I met with the religious leader and we talked a long while about his religious beliefs and he was never defensive nor offended even when I called somethings out as bullshit in my ignorance. He smiled and answered every one of the questions so calmly, so steady I was satisfied with why he believed what he believed. He had given the most loving, compassionate , empathetic answers I had ever heard. He invited me and Daniel to attend the religious gathering they were having the next day and I agreed I’d check it out. 

He asked if he could pray for me and closed his eyes sitting next to me, palms up. I put my hands in his and squeezed tightly as I’d seen them do on TV all these years. His prayers stopped as he opened his eyes looking at my hands in his and an awkward smile came over his face, I kept my eyes closed tight in that embarrassment WTF Hahahahahhahahahahhaha. 

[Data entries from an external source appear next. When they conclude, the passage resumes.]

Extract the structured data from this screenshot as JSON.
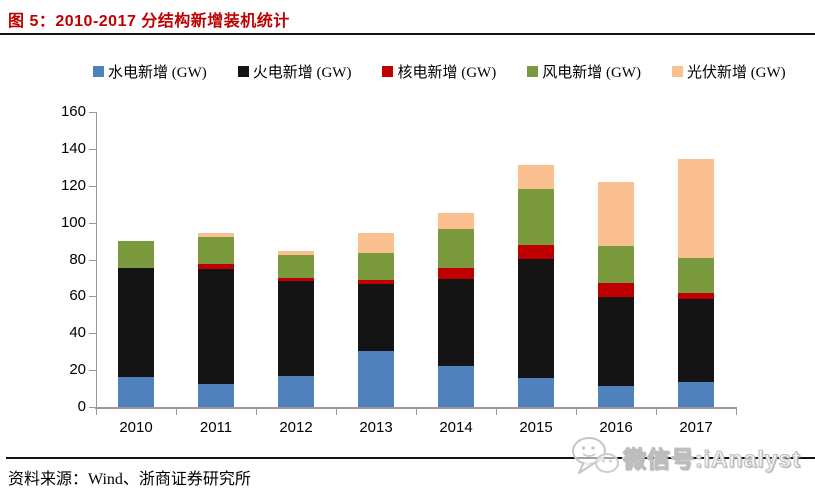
{
  "header": {
    "title": "图 5：2010-2017 分结构新增装机统计"
  },
  "footer": {
    "source": "资料来源：Wind、浙商证券研究所"
  },
  "watermark": {
    "text": "微信号:iAnalyst",
    "icon": "wechat-icon"
  },
  "colors": {
    "title_red": "#C00000",
    "axis_gray": "#999999",
    "hydro_blue": "#4F81BD",
    "thermal_black": "#141414",
    "nuclear_red": "#C00000",
    "wind_green": "#7A9A3D",
    "solar_tan": "#FAC090"
  },
  "chart_data": {
    "type": "bar",
    "stacked": true,
    "title": "2010-2017 分结构新增装机统计",
    "categories": [
      "2010",
      "2011",
      "2012",
      "2013",
      "2014",
      "2015",
      "2016",
      "2017"
    ],
    "series": [
      {
        "name": "水电新增 (GW)",
        "key": "hydro",
        "color": "#4F81BD",
        "values": [
          16.5,
          12.7,
          16.7,
          30.5,
          22.0,
          16.0,
          11.4,
          13.3
        ]
      },
      {
        "name": "火电新增 (GW)",
        "key": "thermal",
        "color": "#141414",
        "values": [
          59.0,
          62.0,
          51.4,
          36.0,
          47.6,
          64.5,
          48.5,
          45.4
        ]
      },
      {
        "name": "核电新增 (GW)",
        "key": "nuclear",
        "color": "#C00000",
        "values": [
          0.0,
          2.6,
          1.9,
          2.5,
          5.9,
          7.6,
          7.3,
          2.9
        ]
      },
      {
        "name": "风电新增 (GW)",
        "key": "wind",
        "color": "#7A9A3D",
        "values": [
          14.5,
          14.7,
          12.6,
          14.6,
          21.3,
          30.1,
          20.0,
          19.2
        ]
      },
      {
        "name": "光伏新增 (GW)",
        "key": "solar",
        "color": "#FAC090",
        "values": [
          0.0,
          2.5,
          1.8,
          10.9,
          8.5,
          12.8,
          35.0,
          53.6
        ]
      }
    ],
    "totals": [
      90.0,
      94.5,
      84.4,
      94.5,
      105.3,
      131.0,
      122.2,
      134.4
    ],
    "ylim": [
      0,
      160
    ],
    "yticks": [
      0,
      20,
      40,
      60,
      80,
      100,
      120,
      140,
      160
    ],
    "grid": false,
    "legend_position": "top"
  }
}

We never spoke of the faux pas.

As awkward as that hand in hand moment was, the next day we would attend the gathering where he lead the talk about leaving your pain at God’s feet. The idea that we weren’t meant to carry burdens and pains no matter what they are on our own. We need only to leave it with God. A large energy came over me in that sermon, a large realization that my pain was too heavy to bear on my petite person, but I didn’t have to take them on my self. A huge weight fell off my being and melted into the floor right then. That night I slept the most peaceful sleep I had ever had in months. 

He would invite us to a lunch the next day, where we would meet his beautiful wife and children and I would have a glimpse into a life that was rife with kindness and compassion that just filled the room. Over the years of befriending them, they taught me to open up and be ready for friendships we didn’t think were what we expected. The friendships we gained from his family and others coming from those introductions became my survival kit while we lived in Canada. Lessons I carry to this day. Kindness came with vigor and insistence that fought my disbelief in true genuine altruistic friendships. 

We remained friends and received counsel on my grief, my trauma and pain and coping with everyday life with this trauma. He offered counsel in compassion and wisdom I heed to this day. Daniel and I hold utmost respect for his way of life, his virtues and his empathy and ability to reach out and help others in genuine care and authenticity. This, kept me alive those days. Many days his words still keep me alive. His views on a life worth living for our purpose is yet known to us, his reminders to me kept me living. we wanted for his wisdom and genuine love that him and his wife shared with us to bless our marriage, he would travel to America to marry us. His voice rings in my head sometime when my grief remembers to reminds me.

It wasn’t as easy to keep moving with a simple chanced encounter, as I did in that instance. But I learned about finding those little moments every time I was lost and an end was in sight, I faintly remind myself of my encounter with this pastor and his message. I didn’t need to carry any of my burdens alone. Whether it was to God, or to my Daniel, my daddy, or in all the simple kindnesses I would find  from strangers along the way. Compassion and empathy or blind kindness would meet me over the years overcoming my set views of love and aid I needed to survive. I would lay the burden down and even for a moment seek solace in the ability to live another day with true existential significance within reach. In the flight of my soul, of the burdens, sights were bright, still clouded but lighter with hope within the fog. I would carry on. I would live.